We turned around. Donna Reyna had appeared beneath the portrait of her mother, as if she wanted to force us to notice the resemblance. The hostile glance that she exchanged with Gomez before he left didn’t escape me.

“Bad news, I suppose.”

“The pope and Venice have gained the support of other powers besides Spain,” I replied. “Florence, Genoa, the knights of Malta, the Duke of Savoy . . . they have all sealed a pact. They call it the Holy League. It’s a new crusade, and they say it’s bound for Cyprus.”

“So I’ll be a queen in name alone?” Her tone rekindled the fury that had been smoldering in me for days.

“If you can’t love him, at least try to respect him!”

“Who says I don’t love him?” she retorted.

“You have an odd way of showing it.”

She shook her head disconsolately. “Even if I wanted to, he wouldn’t let me. You don’t know anything about this family, Signor Cardoso. You see what appears on the surface, the face that everyone in this house shows to others.”

“I see a man with a big plan, a stubborn man with danger on all sides.”

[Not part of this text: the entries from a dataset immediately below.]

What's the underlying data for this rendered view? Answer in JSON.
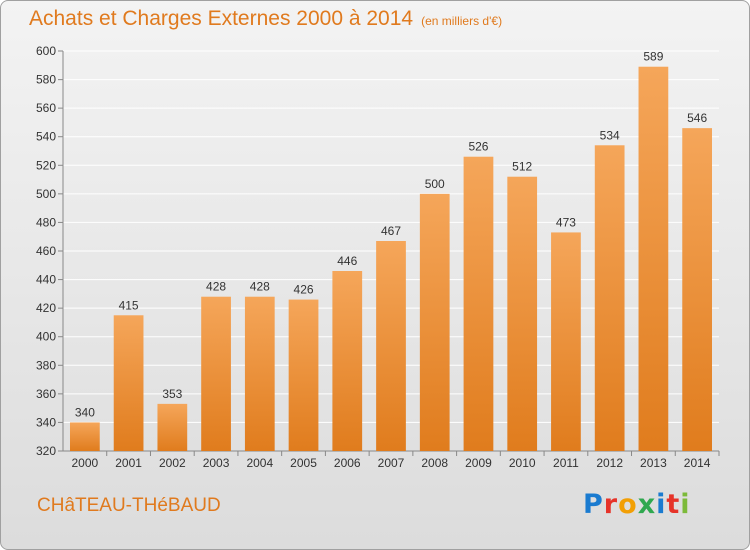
{
  "title": "Achats et Charges Externes 2000 à 2014",
  "subtitle": "(en milliers d'€)",
  "place": "CHâTEAU-THéBAUD",
  "brand": "Proxiti",
  "colors": {
    "title": "#e07a1e",
    "bar_top": "#f5a65a",
    "bar_bottom": "#e07c1d",
    "grid": "#ffffff",
    "axis_text": "#333333",
    "brand_letters": [
      "#1a7bd0",
      "#e63329",
      "#f29f05",
      "#2fa84f",
      "#1a7bd0",
      "#e63329",
      "#7cba3a"
    ]
  },
  "chart_data": {
    "type": "bar",
    "title": "Achats et Charges Externes 2000 à 2014",
    "subtitle": "(en milliers d'€)",
    "xlabel": "",
    "ylabel": "",
    "categories": [
      "2000",
      "2001",
      "2002",
      "2003",
      "2004",
      "2005",
      "2006",
      "2007",
      "2008",
      "2009",
      "2010",
      "2011",
      "2012",
      "2013",
      "2014"
    ],
    "values": [
      340,
      415,
      353,
      428,
      428,
      426,
      446,
      467,
      500,
      526,
      512,
      473,
      534,
      589,
      546
    ],
    "ylim": [
      320,
      600
    ],
    "yticks": [
      320,
      340,
      360,
      380,
      400,
      420,
      440,
      460,
      480,
      500,
      520,
      540,
      560,
      580,
      600
    ],
    "grid": true,
    "data_labels": true
  }
}
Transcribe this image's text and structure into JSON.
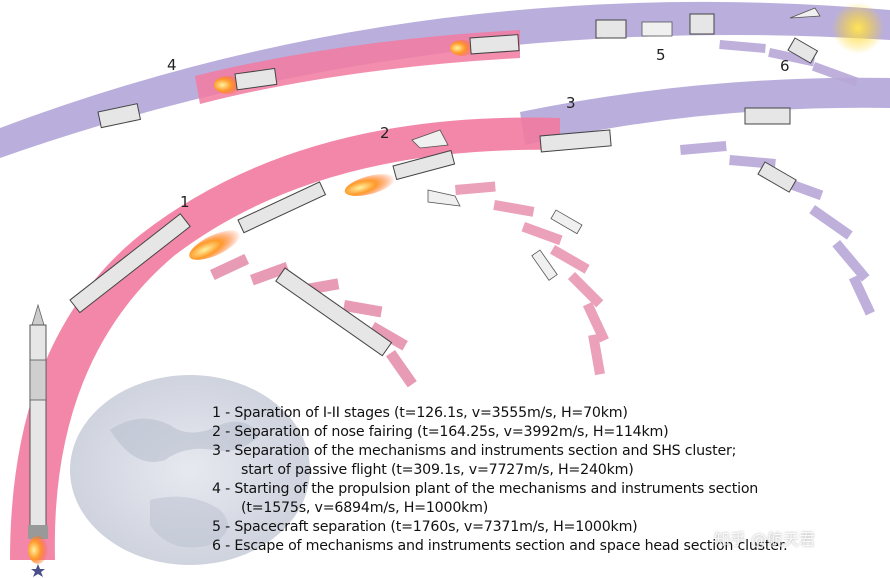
{
  "diagram": {
    "stage_labels": [
      "1",
      "2",
      "3",
      "4",
      "5",
      "6"
    ],
    "colors": {
      "lower_trajectory": "#f27aa0",
      "upper_trajectory": "#b2a6d8",
      "stage_fragments": "#e58aa8",
      "fairing_fragments": "#b8a8d8",
      "earth": "#d9dce6",
      "flame": "#ff7a1a",
      "rocket_body": "#e6e6e6"
    }
  },
  "legend": [
    {
      "num": "1",
      "text": "- Sparation of I-II stages (t=126.1s, v=3555m/s, H=70km)"
    },
    {
      "num": "2",
      "text": "- Separation of nose fairing  (t=164.25s, v=3992m/s, H=114km)"
    },
    {
      "num": "3",
      "text": "- Separation of the mechanisms and instruments section and SHS cluster;"
    },
    {
      "num": "",
      "text": "start of passive flight (t=309.1s, v=7727m/s, H=240km)"
    },
    {
      "num": "4",
      "text": "- Starting of the propulsion plant of the mechanisms and instruments section"
    },
    {
      "num": "",
      "text": "(t=1575s, v=6894m/s, H=1000km)"
    },
    {
      "num": "5",
      "text": "- Spacecraft separation  (t=1760s, v=7371m/s, H=1000km)"
    },
    {
      "num": "6",
      "text": "- Escape of mechanisms and instruments section and space head section cluster."
    }
  ],
  "watermark": "知乎 @航天君"
}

Reyna sighed, and her shoulders slumped. “Go to him, since you can. And stay by his side.” There was no rancor in her words, but there was a hint of bitterness.

I leaned against the library door. No sounds came from inside. I knocked but received no reply, and decided to go in anyway.

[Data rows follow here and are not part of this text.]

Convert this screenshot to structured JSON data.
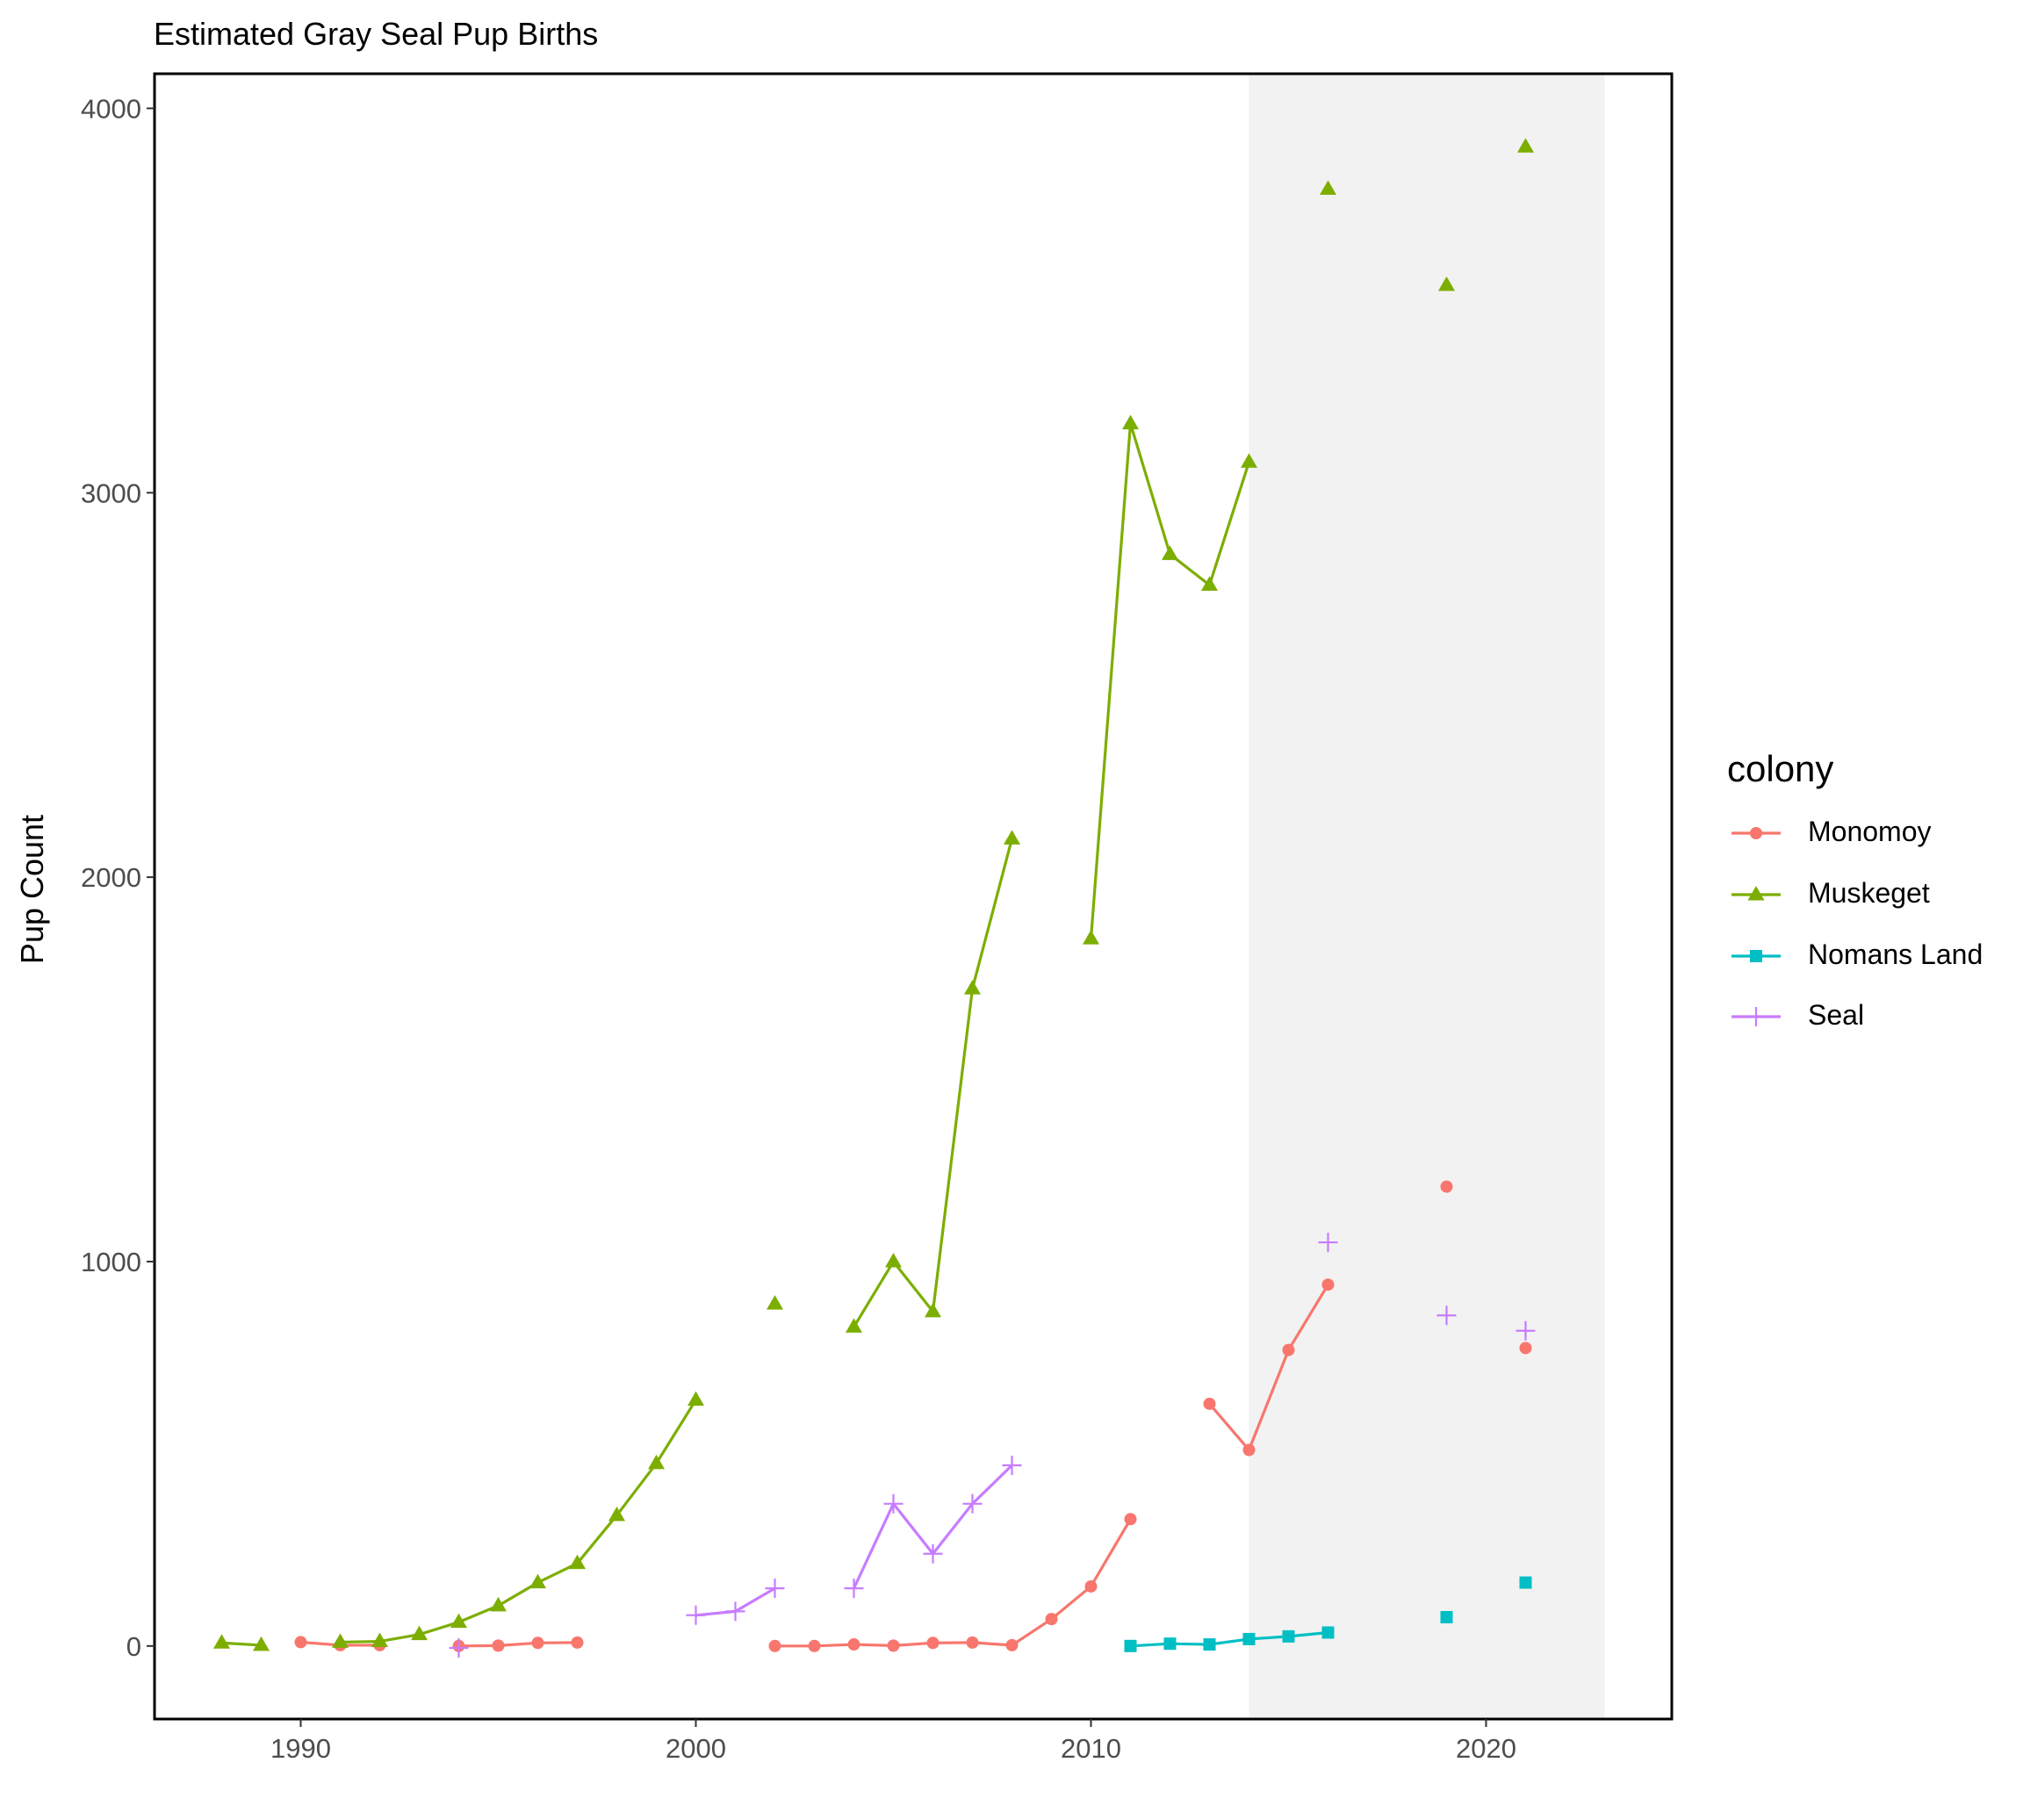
{
  "chart_data": {
    "type": "line",
    "title": "Estimated Gray Seal Pup Births",
    "xlabel": "",
    "ylabel": "Pup Count",
    "xlim": [
      1986.3,
      2024.7
    ],
    "ylim": [
      -190,
      4090
    ],
    "x_ticks": [
      1990,
      2000,
      2010,
      2020
    ],
    "y_ticks": [
      0,
      1000,
      2000,
      3000,
      4000
    ],
    "shaded_region": [
      2014,
      2023
    ],
    "grid": false,
    "legend": {
      "title": "colony",
      "position": "right"
    },
    "series": [
      {
        "name": "Monomoy",
        "color": "#F8766D",
        "marker": "circle",
        "segments": [
          [
            [
              1990,
              10
            ],
            [
              1991,
              2
            ],
            [
              1992,
              2
            ]
          ],
          [
            [
              1994,
              0
            ],
            [
              1995,
              1
            ],
            [
              1996,
              8
            ],
            [
              1997,
              9
            ]
          ],
          [
            [
              2002,
              0
            ],
            [
              2003,
              0
            ],
            [
              2004,
              4
            ],
            [
              2005,
              1
            ],
            [
              2006,
              8
            ],
            [
              2007,
              9
            ],
            [
              2008,
              2
            ],
            [
              2009,
              70
            ],
            [
              2010,
              155
            ],
            [
              2011,
              330
            ]
          ],
          [
            [
              2013,
              630
            ],
            [
              2014,
              510
            ],
            [
              2015,
              770
            ],
            [
              2016,
              940
            ]
          ],
          [
            [
              2019,
              1195
            ]
          ],
          [
            [
              2021,
              775
            ]
          ]
        ]
      },
      {
        "name": "Muskeget",
        "color": "#7CAE00",
        "marker": "triangle",
        "segments": [
          [
            [
              1988,
              8
            ],
            [
              1989,
              2
            ]
          ],
          [
            [
              1991,
              10
            ],
            [
              1992,
              12
            ],
            [
              1993,
              30
            ],
            [
              1994,
              62
            ],
            [
              1995,
              105
            ],
            [
              1996,
              165
            ],
            [
              1997,
              215
            ],
            [
              1998,
              340
            ],
            [
              1999,
              475
            ],
            [
              2000,
              640
            ]
          ],
          [
            [
              2002,
              890
            ]
          ],
          [
            [
              2004,
              830
            ],
            [
              2005,
              1000
            ],
            [
              2006,
              870
            ],
            [
              2007,
              1710
            ],
            [
              2008,
              2100
            ]
          ],
          [
            [
              2010,
              1840
            ],
            [
              2011,
              3180
            ],
            [
              2012,
              2840
            ],
            [
              2013,
              2760
            ],
            [
              2014,
              3080
            ]
          ],
          [
            [
              2016,
              3790
            ]
          ],
          [
            [
              2019,
              3540
            ]
          ],
          [
            [
              2021,
              3900
            ]
          ]
        ]
      },
      {
        "name": "Nomans Land",
        "color": "#00BFC4",
        "marker": "square",
        "segments": [
          [
            [
              2011,
              0
            ],
            [
              2012,
              6
            ],
            [
              2013,
              4
            ],
            [
              2014,
              18
            ],
            [
              2015,
              25
            ],
            [
              2016,
              35
            ]
          ],
          [
            [
              2019,
              75
            ]
          ],
          [
            [
              2021,
              165
            ]
          ]
        ]
      },
      {
        "name": "Seal",
        "color": "#C77CFF",
        "marker": "plus",
        "segments": [
          [
            [
              1994,
              -5
            ]
          ],
          [
            [
              2000,
              80
            ],
            [
              2001,
              90
            ],
            [
              2002,
              150
            ]
          ],
          [
            [
              2004,
              150
            ],
            [
              2005,
              370
            ],
            [
              2006,
              240
            ],
            [
              2007,
              370
            ],
            [
              2008,
              470
            ]
          ],
          [
            [
              2016,
              1050
            ]
          ],
          [
            [
              2019,
              860
            ]
          ],
          [
            [
              2021,
              820
            ]
          ]
        ]
      }
    ]
  }
}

The map of Cyprus was spread out on the big table. Beside it, a jug of wine. Nasi was holding a glass. He looked up from the map and beckoned me in.

“Who am I, Manuel?” he asked.

I walked over to the table.

“You are Yossef Nasi, Duke of the Cyclades, prince of Europe, favorite of the Sultan. Future king of Cyprus.”

“That’s the question: What we will be tomorrow,” he said, pointing to one of the shelves. “What do you see up there, Manuel?”

I saw an object that I knew: “Takiyuddin’s optical tube.”

“A gift from our Syrian friend,” Nasi explained. “To see the Cypriot victory in all its magnificence. Nicosia had just fallen; conquest seemed imminent. How different it all seems now.”

I had never seen him in such a dark mood. I struck my fist on the table to force him to look at me. “Why is Famagusta not yielding, Yossef? What if someone has been deliberately impeding the war? Have you thought of that?”

He sighed, as if he had seen that question coming. He said nothing.

“How can you stay here waiting while someone is trying to blow our plan sky-high?”

At last he stirred himself: “What do you think I should do? I can’t fight the war instead of the Turks. Leaving Constantinople is out of the question. If I left, the coast would be clear for Sokollu to set Selim against me.”

“Then send me down there.” He seemed struck by this request. “We have to know what’s happening,” I added. “Let me be your eyes.”

Nasi filled his glass again, and drained the wine in one gulp. A drop slipped into his beard and fell from his chin. His hand darted out to keep the map from being stained, and his elbow struck the jug.

The wine spread quickly over the drawing of the island. A shiver ran down my spine and an image rose up from my memory, a color, as intense as I had left it years ago. My father’s blood. The blood-letting bowl overturning at my feet. I had helplessly retreated to the wall while the dark stain spread across the floor, as if pursuing me into that corner. The servant had hurried to throw a rag on the floor, and the surgeon had beckoned me over to him. I knew from his face that old De Zante was about to leave forever, as tormented by the treatment as he was by the illness. I put my ear to the pale lips that had kissed the cross a moment before.

“Always trust in God and in the strength he gives you.”

Nasi got up and squeezed my shoulders, seeking in my face a confirmation of the determination that had animated my words. At last he said, “So be it. You will be my ambassador. But you can’t go alone; you will need someone with you. Someone we can trust.”